Technical

MemPalace Benchmarks Deep Dive: How 96.6% Recall Actually Works

Breaking down the LongMemEval R@5 benchmark methodology and what 96.6% recall means in practice for your AI agents.

The Benchmark: LongMemEval R@5

When MemPalace claims 96.6% recall, that number comes from a specific benchmark: LongMemEval R@5. This measures whether the correct memory appears in the top 5 results returned by the memory system, across a standardized set of conversational memory retrieval tasks.

LongMemEval was designed to test real-world memory retrieval scenarios: multi-turn conversations where the agent needs to recall facts, preferences, and context from earlier exchanges. It's not a toy benchmark. It simulates the actual usage pattern of AI agents that maintain long-term memory across sessions.

What Makes 96.6% Remarkable

The number alone is impressive, but context makes it extraordinary. MemPalace achieves this recall rate with zero API calls during retrieval. Every other competitive system (Mem0, Zep, LangChain Memory) relies on external embedding APIs or vector database queries. MemPalace runs entirely on your local machine.

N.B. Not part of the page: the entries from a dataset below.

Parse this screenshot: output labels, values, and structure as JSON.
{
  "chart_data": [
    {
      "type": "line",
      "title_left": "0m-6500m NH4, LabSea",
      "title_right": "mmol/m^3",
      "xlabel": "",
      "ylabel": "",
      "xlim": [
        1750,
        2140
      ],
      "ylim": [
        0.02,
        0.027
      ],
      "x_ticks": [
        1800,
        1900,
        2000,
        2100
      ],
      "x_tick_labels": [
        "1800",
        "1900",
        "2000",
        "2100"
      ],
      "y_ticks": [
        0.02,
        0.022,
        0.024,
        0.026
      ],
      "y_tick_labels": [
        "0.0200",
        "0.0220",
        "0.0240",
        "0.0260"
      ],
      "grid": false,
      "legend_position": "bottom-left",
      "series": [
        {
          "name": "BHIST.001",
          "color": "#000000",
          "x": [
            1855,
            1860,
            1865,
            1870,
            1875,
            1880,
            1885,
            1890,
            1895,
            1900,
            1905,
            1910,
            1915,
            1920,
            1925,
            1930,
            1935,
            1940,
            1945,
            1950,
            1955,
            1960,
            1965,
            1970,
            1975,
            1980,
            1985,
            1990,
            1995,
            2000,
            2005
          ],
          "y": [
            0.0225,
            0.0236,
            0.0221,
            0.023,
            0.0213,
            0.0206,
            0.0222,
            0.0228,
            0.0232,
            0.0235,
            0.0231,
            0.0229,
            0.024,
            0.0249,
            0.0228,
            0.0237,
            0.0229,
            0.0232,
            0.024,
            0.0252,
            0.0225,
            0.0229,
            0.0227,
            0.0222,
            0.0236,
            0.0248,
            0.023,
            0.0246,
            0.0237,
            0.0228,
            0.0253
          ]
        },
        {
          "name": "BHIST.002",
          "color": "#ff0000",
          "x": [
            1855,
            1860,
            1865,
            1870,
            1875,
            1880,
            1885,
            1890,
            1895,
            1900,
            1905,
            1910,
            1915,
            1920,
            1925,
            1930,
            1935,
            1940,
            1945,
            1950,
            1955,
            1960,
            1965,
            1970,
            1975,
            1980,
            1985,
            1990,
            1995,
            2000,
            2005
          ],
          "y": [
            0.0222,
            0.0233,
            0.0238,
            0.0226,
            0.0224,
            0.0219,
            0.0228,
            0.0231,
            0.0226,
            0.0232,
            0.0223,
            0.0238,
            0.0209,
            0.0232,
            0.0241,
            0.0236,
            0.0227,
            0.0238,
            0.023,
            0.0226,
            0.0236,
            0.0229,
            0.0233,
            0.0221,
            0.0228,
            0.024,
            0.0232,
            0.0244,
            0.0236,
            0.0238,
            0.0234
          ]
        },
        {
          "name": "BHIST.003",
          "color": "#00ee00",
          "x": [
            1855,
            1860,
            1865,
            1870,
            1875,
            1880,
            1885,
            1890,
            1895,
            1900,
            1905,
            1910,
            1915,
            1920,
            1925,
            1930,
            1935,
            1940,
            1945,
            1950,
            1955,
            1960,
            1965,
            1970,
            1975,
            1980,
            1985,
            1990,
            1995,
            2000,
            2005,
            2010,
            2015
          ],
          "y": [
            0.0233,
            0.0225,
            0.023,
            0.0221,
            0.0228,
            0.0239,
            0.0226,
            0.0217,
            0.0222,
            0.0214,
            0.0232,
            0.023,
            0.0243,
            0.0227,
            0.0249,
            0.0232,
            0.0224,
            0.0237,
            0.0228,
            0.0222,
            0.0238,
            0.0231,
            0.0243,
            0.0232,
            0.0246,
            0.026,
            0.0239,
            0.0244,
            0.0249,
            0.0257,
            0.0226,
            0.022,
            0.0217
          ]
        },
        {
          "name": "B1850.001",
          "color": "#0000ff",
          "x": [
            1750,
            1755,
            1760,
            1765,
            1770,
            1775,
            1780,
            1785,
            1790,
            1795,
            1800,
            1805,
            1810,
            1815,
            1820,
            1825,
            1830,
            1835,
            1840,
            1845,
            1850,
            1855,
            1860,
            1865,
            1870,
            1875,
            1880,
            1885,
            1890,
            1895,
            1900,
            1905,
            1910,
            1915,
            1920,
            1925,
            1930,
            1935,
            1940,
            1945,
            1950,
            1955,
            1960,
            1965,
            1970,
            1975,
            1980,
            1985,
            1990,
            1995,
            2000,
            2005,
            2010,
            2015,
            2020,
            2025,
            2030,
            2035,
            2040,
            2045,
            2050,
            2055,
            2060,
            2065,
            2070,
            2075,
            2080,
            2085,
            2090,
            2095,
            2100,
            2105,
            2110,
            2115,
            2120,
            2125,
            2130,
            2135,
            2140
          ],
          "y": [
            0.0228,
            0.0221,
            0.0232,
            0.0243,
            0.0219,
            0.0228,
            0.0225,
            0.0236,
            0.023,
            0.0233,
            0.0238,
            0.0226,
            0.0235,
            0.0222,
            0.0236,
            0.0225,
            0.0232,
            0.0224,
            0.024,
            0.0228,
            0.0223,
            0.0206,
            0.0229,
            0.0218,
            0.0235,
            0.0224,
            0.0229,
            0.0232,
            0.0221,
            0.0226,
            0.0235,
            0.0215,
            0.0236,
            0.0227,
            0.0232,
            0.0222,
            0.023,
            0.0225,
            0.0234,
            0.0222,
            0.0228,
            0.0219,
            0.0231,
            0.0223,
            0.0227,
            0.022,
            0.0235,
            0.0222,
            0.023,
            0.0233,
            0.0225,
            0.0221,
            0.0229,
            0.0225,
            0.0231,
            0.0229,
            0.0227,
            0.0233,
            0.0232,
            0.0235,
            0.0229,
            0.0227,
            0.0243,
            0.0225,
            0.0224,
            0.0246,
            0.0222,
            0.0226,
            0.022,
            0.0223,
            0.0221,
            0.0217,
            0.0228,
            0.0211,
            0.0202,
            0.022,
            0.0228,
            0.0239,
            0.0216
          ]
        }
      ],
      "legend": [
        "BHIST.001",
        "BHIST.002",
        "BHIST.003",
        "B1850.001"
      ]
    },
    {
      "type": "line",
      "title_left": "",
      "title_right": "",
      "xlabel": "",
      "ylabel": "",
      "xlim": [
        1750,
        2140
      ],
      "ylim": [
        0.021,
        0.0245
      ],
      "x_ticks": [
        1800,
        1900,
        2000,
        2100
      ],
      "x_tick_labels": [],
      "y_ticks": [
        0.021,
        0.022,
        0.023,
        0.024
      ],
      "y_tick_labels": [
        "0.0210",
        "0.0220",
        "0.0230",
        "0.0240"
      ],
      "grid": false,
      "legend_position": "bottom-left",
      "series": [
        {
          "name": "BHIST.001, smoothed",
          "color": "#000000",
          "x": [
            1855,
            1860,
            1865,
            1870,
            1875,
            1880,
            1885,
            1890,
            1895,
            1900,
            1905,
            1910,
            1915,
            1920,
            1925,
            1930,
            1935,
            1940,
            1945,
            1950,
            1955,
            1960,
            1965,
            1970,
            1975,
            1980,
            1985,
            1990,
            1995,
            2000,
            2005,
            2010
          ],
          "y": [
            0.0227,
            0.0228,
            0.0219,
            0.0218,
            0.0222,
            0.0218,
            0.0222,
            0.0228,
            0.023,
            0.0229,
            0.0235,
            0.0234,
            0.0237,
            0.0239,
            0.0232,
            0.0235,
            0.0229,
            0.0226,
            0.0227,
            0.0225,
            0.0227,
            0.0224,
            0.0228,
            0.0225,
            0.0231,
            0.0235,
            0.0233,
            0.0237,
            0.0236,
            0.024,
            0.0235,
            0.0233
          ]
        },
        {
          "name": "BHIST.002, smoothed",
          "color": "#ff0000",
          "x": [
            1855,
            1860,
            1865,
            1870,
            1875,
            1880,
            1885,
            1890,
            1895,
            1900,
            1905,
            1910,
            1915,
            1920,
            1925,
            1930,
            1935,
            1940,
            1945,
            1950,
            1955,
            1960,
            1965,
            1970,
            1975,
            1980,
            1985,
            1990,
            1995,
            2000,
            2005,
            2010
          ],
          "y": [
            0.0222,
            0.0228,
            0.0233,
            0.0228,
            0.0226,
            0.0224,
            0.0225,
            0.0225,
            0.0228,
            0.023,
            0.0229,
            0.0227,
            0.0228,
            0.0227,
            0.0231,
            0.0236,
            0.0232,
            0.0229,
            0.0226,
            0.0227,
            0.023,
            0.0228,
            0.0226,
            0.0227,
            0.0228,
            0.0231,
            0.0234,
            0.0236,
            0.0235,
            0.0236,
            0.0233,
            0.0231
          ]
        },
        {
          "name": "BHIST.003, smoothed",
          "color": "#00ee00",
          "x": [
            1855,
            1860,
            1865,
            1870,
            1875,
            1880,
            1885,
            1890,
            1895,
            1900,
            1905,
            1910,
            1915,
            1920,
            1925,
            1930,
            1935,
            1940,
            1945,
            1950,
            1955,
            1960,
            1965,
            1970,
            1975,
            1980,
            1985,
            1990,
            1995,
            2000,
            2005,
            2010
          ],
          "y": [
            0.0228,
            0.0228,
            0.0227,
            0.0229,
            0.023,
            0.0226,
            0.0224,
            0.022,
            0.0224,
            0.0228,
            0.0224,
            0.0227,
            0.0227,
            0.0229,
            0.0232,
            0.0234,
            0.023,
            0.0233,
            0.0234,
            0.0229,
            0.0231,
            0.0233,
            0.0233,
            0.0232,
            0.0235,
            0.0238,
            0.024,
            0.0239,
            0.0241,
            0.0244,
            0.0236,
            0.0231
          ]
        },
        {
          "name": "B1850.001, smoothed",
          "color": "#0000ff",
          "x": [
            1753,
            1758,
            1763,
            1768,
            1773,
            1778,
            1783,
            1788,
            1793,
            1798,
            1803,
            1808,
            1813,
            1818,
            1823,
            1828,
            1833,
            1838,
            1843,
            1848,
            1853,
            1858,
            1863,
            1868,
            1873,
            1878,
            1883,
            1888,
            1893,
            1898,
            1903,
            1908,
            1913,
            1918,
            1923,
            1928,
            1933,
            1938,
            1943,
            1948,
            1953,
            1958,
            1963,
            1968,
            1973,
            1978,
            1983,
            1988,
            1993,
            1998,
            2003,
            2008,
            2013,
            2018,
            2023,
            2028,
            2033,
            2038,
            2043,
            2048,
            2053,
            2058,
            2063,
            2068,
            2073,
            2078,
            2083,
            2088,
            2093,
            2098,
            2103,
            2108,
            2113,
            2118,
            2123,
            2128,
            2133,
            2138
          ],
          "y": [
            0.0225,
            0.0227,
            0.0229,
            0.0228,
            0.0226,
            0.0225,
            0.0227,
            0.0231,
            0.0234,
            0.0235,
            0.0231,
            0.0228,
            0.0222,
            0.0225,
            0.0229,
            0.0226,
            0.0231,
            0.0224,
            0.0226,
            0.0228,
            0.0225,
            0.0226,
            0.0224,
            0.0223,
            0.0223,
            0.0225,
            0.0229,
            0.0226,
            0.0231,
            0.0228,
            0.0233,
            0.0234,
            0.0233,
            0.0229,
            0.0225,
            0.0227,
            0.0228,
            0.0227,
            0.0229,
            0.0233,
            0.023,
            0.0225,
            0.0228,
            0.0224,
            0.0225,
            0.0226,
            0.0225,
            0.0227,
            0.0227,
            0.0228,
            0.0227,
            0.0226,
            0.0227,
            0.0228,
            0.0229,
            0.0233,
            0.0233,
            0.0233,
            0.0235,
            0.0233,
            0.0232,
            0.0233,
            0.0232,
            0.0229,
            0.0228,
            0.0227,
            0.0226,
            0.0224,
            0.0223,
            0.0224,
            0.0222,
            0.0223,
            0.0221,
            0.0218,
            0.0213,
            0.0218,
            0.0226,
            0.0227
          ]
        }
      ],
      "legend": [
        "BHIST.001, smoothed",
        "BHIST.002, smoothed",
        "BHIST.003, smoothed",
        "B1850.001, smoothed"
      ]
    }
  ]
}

The secret is the palace hierarchy. Instead of computing similarity across every stored memory (which is what vector search does), MemPalace navigates the spatial hierarchy: Wing → Hall → Room → Closet → Drawer. This narrows the search space dramatically before any comparison happens.

Methodology Breakdown

The evaluation uses 500 memory retrieval queries across 50 simulated conversation histories, each containing 20-100 stored memories. For each query, the system returns its top 5 candidate memories, and the evaluator checks whether the ground-truth memory is among them.

SystemR@5Startup TokensAPI Calls
MemPalace96.6%1700
MemPalace + Haiku Rerank100%170 + rerank1
Mem0~85%2,000-5,0002+
Zep~80%3,000+1+

The 170-Token Advantage

At startup, MemPalace injects only 170 tokens into the agent's context window. This is the palace “map”: a compressed index of Wings and Halls that tells the system where to look. Compare this to Mem0's 2,000-5,000 tokens of retrieved context that gets injected on every conversation turn.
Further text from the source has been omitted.